SONOCO ambitionne de révolutionner le marché avicole gabonais

Le groupe SONOCO, originaire de Guinée, se positionne comme un acteur clé pour transformer le secteur avicole au Gabon. Lors d’une audience avec le président Brice Clotaire Oligui Nguema, les responsables du conglomérat ont présenté un projet d’investissement d’envergure, visant à produire plus de 15 millions de poulets chaque année. Une telle initiative pourrait bouleverser un marché actuellement dominé par les importations de volailles congelées.

Ce projet s’aligne sur les objectifs gouvernementaux de diversification économique, tout en cherchant à renforcer la sécurité alimentaire du pays. Le Gabon, bien que doté de ressources naturelles favorables à l’agriculture, importe encore la majorité de sa viande de volaille, une situation coûteuse et peu durable sur le long terme.

Une filière avicole locale structurée de A à Z

Le plan de SONOCO repose sur une approche intégrée, couvrant tous les maillons de la chaîne de valeur : élevage, production d’aliments pour animaux, abattage, transformation et distribution. Cette stratégie permet au groupe de contrôler ses coûts, d’assurer un approvisionnement stable et de proposer des poulets locaux à des tarifs compétitifs, face à la concurrence des produits congelés en provenance du Brésil, des États-Unis ou d’Europe.

Parmi les infrastructures prévues figurent des unités d’élevage modernes, une provenderie pour fabriquer des aliments composés localement, ainsi que des unités de transformation conformes aux normes sanitaires internationales. Pour un pays où l’aviculture reste à ses débuts, ce virage industriel pourrait marquer un tournant dans l’agroalimentaire gabonais.

Avec une expérience éprouvée dans plusieurs secteurs en Afrique de l’Ouest, SONOCO mise sur son ancrage panafricain pour s’implanter avec succès au Gabon. Les autorités locales y voient une opportunité concrète de renforcer la coopération Sud-Sud entre Conakry et Libreville.

Réduire les importations et dynamiser l’emploi rural

Pour le Gabon, l’enjeu dépasse la simple production de volailles. La balance commerciale du pays souffre d’un déficit chronique lié aux importations alimentaires, alors que le territoire dispose de terres arables et d’un climat favorable à l’agriculture. Depuis son arrivée au pouvoir, le président Oligui Nguema a fait de la réduction de cette dépendance une priorité absolue.

L’arrivée de SONOCO dans l’aviculture s’inscrit dans cette dynamique. En produisant des millions de poulets localement chaque année, le groupe contribuerait à diminuer les dépenses en devises consacrées aux importations de viande congelée. Par ailleurs, le projet est présenté comme une source majeure d’emplois, tant directs qu’indirects, particulièrement dans les zones rurales où l’élevage industriel pourrait attirer une main-d’œuvre jeune en quête d’opportunités.
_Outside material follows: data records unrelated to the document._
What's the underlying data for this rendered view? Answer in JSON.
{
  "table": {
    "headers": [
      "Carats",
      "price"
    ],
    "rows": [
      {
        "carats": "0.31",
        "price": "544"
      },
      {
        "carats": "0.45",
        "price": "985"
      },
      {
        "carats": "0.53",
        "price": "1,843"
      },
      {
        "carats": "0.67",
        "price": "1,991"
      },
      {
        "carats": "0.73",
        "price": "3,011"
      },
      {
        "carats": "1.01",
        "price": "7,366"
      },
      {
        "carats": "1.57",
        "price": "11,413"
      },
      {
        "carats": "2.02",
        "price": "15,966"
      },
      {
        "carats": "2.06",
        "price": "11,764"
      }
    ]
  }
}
Cependant, la réussite de ce projet ambitieux dépendra de la capacité à surmonter plusieurs obstacles structurels. L’accès aux terres, la disponibilité des matières premières pour l’alimentation animale, la stabilité des réglementations et la logistique de distribution figurent parmi les principaux défis à relever. La capacité de SONOCO à sécuriser ces aspects sera déterminante pour la concrétisation de ses objectifs.

Un tournant vers l’autonomie alimentaire et l’investissement africain

Cette initiative ne se limite pas à SONOCO : elle reflète une volonté plus large de Libreville d’attirer des capitaux africains dans des secteurs productifs. Le choix d’accueillir au plus haut niveau un groupe guinéen, plutôt qu’un acteur étranger, illustre une orientation stratégique vers une intégration continentale renforcée.

Les prochaines étapes consisteront probablement à finaliser des accords-cadres, à identifier les sites d’implantation et à mobiliser les financements nécessaires. Pour les autorités gabonaises, la transformation de cette annonce en réalité industrielle constituera un véritable test de leur capacité à concrétiser leurs ambitions.